Since this is off thread, maybe you could get the guys that blew tires at taxi to post on that thread. To be honest, that's a first to hear about a Carlisle tire blowing out down here, much less on a taxi test, and they are used quite a lot. It would be interesting and beneficial if the pilots shared what they found, as that's what the majority of us use.
It's also a good argument for not doing taxi tests! A very experienced test pilot gave one of the EAA webinars and he was against "high speed" taxi tests when testing an established kit/design. He argued instead to go ahead and take off if the plane is ready for flight. Taxi tests at speed can cause inadvertent flight when you're not really prepared or you can easily get in an environment of too fast for taxi and too slow for flight and have marginal control - anything else happens (like a blown tire) and an accident can result. With conventional take offs and landing, you're only exposed to that "marginal area" for a few brief seconds at most. Some argue you need a fast taxi to test brakes, etc., but most find (especially with the 800 tires) that 701's and 750's don't require much from the brakes.

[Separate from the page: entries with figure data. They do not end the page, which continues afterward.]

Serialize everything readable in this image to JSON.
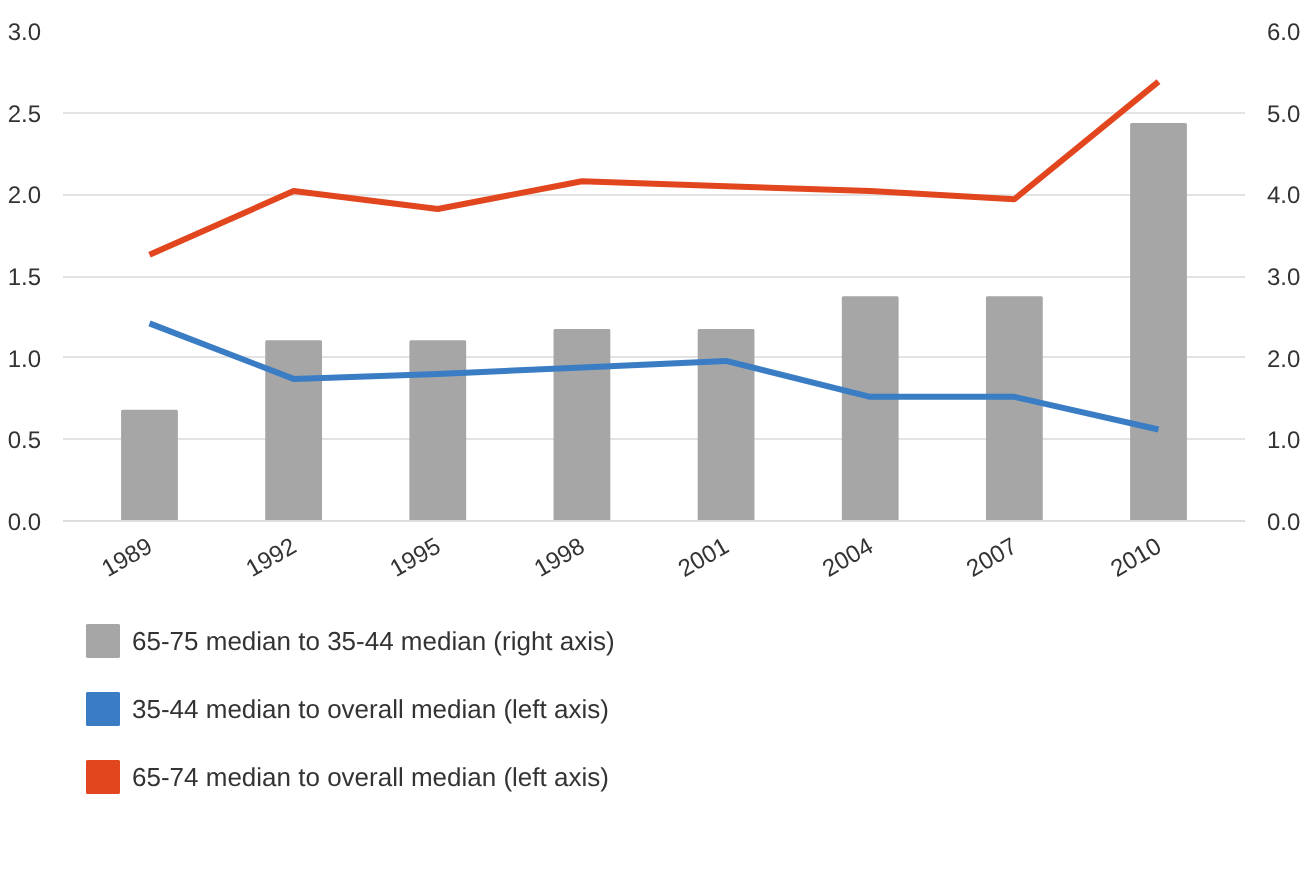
{
  "chart_data": {
    "type": "line",
    "categories": [
      "1989",
      "1992",
      "1995",
      "1998",
      "2001",
      "2004",
      "2007",
      "2010"
    ],
    "series": [
      {
        "name": "65-75 median to 35-44 median (right axis)",
        "type": "bar",
        "axis": "y2",
        "color": "#a6a6a6",
        "values": [
          1.35,
          2.2,
          2.2,
          2.34,
          2.34,
          2.74,
          2.74,
          4.86
        ]
      },
      {
        "name": "35-44 median to overall median (left axis)",
        "color": "#3a7dc4",
        "values": [
          1.21,
          0.87,
          0.9,
          0.94,
          0.98,
          0.76,
          0.76,
          0.56
        ]
      },
      {
        "name": "65-74 median to overall median (left axis)",
        "color": "#e2461e",
        "values": [
          1.63,
          2.02,
          1.91,
          2.08,
          2.05,
          2.02,
          1.97,
          2.69
        ]
      }
    ],
    "ylim": [
      0,
      3
    ],
    "yticks": [
      {
        "value": 0,
        "label": "0.0"
      },
      {
        "value": 0.5,
        "label": "0.5"
      },
      {
        "value": 1,
        "label": "1.0"
      },
      {
        "value": 1.5,
        "label": "1.5"
      },
      {
        "value": 2,
        "label": "2.0"
      },
      {
        "value": 2.5,
        "label": "2.5"
      },
      {
        "value": 3,
        "label": "3.0"
      }
    ],
    "y2lim": [
      0,
      6
    ],
    "y2ticks": [
      {
        "value": 0,
        "label": "0.0"
      },
      {
        "value": 1,
        "label": "1.0"
      },
      {
        "value": 2,
        "label": "2.0"
      },
      {
        "value": 3,
        "label": "3.0"
      },
      {
        "value": 4,
        "label": "4.0"
      },
      {
        "value": 5,
        "label": "5.0"
      },
      {
        "value": 6,
        "label": "6.0"
      }
    ],
    "grid": "y",
    "legend": "bottom"
  }
}
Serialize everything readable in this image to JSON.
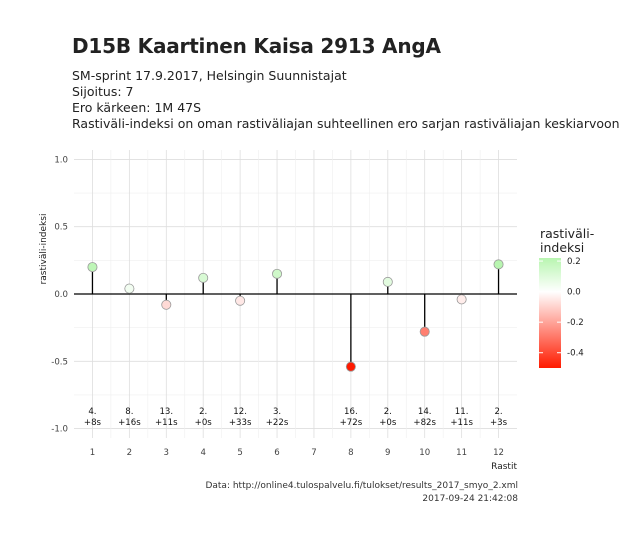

It also makes you wonder if the taxi tests were responsible for the blown tires? Normally, landing and take off speeds are so slow and the tires are spun-up so briefly that they don't even get warm. Perhaps prolonged or higher speed taxi is too much for these tires as Chris correctly points out that they're certainly not speed rated!
I'll now put on my Moderator hat and censure myself for creeping the thread further! :>)
Also look at this thread
Very true Christopher, I had to enforce the seat support (7511-2) with an aluminum L-angel which adds another few ounces to the total.